The presented AQC, instead, cannot only properly operate the detector but it also provides the timing information on the arrival time of the photon with a FWHM jitter down to 119 ps, as shown by the Instrumentation Response Function (IRF) in Fig. 9 . The setup consisted of an ultrafast laser diode (Antel MPL-820 laser module) emitting optical pulses at 820 nm with about 10 ps FWHM and a TCSPC module (Becker&Hickl SPC-130). The B&H module receives the electrical output of the laser, which is synchronous to the optical signal, as sync input (STOP) and a NIM signal provided by a PCB mounting the 100 µm-diameter SPAD and the AQC as CFD input (START). This result opens the way to the exploitation of the designed AQC also in all those applications where a timing jitter around 100 ps is satisfactory, with the advantage of reducing the complexity of the system removing the need of a pick-up circuit. The measurement has also been repeated varying the background light intensity: Fig. 10 shows that dark count rates variations in the wide range spanning from 10 kcps to 2 Mcps result in a shift of the IRF peak as low as 20 ps, making the circuit perfectly suitable to perform timing measurements even in presence of large background variations.
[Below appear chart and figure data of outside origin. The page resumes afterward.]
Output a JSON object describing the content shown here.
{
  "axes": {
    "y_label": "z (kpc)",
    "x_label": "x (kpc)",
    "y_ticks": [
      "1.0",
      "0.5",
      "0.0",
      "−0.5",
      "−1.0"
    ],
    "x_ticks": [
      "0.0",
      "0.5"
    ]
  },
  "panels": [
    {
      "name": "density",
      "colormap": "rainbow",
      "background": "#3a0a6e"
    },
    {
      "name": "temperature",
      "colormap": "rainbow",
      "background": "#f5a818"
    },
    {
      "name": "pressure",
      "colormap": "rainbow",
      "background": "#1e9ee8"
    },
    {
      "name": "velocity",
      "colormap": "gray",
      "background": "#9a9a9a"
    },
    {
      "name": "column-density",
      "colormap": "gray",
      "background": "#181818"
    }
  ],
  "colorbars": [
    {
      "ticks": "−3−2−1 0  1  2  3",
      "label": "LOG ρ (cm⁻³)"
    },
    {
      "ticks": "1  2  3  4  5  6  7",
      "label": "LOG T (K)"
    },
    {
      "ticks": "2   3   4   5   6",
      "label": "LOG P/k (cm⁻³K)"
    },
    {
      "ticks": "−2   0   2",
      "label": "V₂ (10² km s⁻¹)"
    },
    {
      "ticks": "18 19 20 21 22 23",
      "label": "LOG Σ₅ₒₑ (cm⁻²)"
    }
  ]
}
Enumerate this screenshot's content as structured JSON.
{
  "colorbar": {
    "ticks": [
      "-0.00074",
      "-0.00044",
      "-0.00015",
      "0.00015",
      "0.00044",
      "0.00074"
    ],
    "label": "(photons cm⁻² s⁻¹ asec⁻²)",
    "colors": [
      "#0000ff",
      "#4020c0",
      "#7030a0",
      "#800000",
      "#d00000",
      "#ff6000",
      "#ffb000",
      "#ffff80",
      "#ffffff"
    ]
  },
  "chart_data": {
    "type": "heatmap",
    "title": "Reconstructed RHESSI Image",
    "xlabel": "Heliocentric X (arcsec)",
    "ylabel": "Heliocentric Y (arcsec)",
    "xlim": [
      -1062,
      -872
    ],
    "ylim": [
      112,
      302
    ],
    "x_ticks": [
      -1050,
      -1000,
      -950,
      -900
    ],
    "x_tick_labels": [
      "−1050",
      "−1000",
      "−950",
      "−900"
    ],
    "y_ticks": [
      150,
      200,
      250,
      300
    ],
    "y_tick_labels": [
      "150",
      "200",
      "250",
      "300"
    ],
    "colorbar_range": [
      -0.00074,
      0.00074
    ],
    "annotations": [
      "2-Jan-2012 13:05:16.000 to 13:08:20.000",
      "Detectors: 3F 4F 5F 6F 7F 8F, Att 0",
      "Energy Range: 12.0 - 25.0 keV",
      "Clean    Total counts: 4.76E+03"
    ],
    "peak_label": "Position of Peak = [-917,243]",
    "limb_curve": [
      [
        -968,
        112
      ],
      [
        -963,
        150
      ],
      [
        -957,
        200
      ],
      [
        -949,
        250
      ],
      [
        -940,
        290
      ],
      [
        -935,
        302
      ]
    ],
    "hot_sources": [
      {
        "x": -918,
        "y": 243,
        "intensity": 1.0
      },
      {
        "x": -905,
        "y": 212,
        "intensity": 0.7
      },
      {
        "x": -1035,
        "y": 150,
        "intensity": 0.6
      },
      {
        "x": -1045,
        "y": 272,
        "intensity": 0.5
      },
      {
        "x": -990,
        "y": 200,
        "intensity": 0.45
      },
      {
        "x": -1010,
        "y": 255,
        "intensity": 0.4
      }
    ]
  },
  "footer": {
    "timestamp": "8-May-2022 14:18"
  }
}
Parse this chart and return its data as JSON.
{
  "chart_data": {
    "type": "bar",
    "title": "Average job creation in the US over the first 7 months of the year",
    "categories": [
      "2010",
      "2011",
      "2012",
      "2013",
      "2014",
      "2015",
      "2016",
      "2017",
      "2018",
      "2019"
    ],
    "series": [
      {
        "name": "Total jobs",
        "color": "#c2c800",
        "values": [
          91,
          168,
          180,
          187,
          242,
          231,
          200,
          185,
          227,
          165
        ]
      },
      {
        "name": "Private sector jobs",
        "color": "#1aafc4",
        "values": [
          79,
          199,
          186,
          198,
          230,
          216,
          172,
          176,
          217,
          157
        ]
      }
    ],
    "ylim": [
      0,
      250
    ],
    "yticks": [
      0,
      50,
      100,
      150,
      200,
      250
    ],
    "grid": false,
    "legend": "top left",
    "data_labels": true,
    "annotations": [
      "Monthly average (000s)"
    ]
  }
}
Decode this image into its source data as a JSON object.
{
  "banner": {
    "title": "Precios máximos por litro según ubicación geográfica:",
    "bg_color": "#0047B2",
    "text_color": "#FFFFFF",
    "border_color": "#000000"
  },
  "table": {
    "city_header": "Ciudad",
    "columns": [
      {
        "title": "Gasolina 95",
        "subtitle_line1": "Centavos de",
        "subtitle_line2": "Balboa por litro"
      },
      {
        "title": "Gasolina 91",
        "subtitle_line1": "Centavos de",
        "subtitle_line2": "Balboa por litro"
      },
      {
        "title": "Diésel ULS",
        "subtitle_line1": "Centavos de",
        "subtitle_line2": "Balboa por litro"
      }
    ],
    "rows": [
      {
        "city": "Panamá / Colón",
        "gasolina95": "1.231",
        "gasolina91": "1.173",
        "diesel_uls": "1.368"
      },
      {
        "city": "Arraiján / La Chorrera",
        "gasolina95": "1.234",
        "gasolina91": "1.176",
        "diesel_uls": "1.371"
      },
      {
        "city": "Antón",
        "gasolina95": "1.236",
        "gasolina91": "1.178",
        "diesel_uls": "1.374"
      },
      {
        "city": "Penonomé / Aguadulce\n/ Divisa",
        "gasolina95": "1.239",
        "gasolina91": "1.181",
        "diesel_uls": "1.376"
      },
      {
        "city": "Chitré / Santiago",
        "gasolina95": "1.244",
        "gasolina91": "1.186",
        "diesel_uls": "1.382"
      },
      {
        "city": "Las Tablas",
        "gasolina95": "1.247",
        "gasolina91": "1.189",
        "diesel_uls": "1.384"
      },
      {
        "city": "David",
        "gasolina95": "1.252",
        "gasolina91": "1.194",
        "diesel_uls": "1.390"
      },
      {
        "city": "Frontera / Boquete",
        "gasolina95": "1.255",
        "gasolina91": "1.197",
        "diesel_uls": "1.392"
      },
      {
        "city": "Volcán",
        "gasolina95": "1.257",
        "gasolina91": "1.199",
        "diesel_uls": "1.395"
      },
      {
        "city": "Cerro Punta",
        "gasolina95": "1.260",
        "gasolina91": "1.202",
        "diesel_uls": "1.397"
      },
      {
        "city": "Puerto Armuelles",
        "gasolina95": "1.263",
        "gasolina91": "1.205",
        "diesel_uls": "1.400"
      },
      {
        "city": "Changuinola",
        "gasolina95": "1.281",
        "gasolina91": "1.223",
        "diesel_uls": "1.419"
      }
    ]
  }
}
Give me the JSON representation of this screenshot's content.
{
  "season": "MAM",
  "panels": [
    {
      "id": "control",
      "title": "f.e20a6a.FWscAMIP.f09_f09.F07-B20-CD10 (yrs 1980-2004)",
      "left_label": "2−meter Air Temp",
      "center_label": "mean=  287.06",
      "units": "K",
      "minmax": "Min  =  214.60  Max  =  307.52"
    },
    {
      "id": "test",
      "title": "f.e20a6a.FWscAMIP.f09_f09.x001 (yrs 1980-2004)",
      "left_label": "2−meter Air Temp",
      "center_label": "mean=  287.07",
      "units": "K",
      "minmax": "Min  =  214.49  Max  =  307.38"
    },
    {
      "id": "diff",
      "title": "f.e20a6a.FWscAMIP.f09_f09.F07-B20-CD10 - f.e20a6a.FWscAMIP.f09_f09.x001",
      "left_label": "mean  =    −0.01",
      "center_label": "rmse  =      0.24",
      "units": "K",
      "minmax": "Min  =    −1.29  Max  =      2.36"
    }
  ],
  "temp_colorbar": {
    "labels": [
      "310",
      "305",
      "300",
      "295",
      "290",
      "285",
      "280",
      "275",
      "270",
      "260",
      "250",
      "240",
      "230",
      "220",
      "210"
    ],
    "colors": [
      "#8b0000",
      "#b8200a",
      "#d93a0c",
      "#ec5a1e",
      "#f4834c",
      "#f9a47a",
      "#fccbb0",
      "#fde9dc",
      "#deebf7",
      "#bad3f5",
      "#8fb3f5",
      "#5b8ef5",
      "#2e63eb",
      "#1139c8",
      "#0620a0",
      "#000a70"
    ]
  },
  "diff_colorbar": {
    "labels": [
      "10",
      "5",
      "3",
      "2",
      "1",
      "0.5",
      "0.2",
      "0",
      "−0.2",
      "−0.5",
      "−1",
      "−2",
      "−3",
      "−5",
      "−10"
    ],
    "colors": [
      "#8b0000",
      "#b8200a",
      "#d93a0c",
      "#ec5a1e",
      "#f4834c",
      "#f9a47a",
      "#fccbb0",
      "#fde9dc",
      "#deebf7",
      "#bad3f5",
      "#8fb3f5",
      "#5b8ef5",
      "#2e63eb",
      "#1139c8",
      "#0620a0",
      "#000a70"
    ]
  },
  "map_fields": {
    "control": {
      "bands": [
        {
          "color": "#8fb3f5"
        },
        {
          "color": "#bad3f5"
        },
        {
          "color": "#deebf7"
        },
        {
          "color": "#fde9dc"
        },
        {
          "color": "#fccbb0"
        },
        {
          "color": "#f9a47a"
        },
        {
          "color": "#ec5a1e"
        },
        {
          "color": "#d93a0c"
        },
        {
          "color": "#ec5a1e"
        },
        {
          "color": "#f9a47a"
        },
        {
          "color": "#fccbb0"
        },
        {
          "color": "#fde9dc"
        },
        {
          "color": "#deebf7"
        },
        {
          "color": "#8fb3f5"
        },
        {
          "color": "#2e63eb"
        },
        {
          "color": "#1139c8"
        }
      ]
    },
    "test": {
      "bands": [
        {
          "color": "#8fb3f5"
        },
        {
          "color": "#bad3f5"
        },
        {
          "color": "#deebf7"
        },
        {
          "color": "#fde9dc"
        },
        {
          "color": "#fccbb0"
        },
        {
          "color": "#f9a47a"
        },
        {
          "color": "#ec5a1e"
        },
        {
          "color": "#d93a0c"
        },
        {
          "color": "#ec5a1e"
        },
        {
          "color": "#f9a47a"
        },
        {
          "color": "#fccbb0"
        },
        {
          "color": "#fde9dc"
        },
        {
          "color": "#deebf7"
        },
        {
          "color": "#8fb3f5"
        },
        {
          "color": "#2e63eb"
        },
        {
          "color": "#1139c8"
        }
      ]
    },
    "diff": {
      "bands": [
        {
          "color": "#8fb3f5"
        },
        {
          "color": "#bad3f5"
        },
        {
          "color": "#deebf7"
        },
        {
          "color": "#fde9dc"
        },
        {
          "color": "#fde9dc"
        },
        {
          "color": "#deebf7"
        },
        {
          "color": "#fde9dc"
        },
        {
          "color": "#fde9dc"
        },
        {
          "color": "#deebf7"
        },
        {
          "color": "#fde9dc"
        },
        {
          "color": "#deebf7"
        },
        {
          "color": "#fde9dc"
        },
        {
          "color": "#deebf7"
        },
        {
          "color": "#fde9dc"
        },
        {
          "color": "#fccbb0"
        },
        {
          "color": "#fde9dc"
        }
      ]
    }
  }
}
Power dissipation of the circuit has been evaluated: the contribution of the logic circuits (High-Side Logic, Low-Side Logic and voltage translators) is lower than 200 µW at 10MHz; this contribution makes the presented circuit suitable for AQC arrays and it is negligible with respect to the typical contribution due to the current flowing from the detector that depends on the characteristics of the detector itself and on the applied overvoltage.
Conclusions
We presented a new fully integrated Active Quenching Circuit (AQC): the designed circuit has been fabricated in a High Voltage 180 nm standard CMOS technology and experimentally characterized with two different SPAD detectors. This is the first integrated AQC that can provide quenching pulses up to 50 Volts to the detector, thus being capable of driving SPADs of different technologies including the new RE-SPAD. Thanks to its architecture, the circuit can achieve a state-of-art counting rate of 82 Mcounts/s with an external SPAD and it provides a photon counting output pulse with a timing jitter as low as 119 ps FWHM. Its compact design makes this circuit suitable to be the building block of AQC arrays for multichannel acquisition systems exploiting custom technology SPAD arrays.
Funding
National Institute of General Medical Sciences of the National Institutes of Health (NIH) (5R01 GM095904).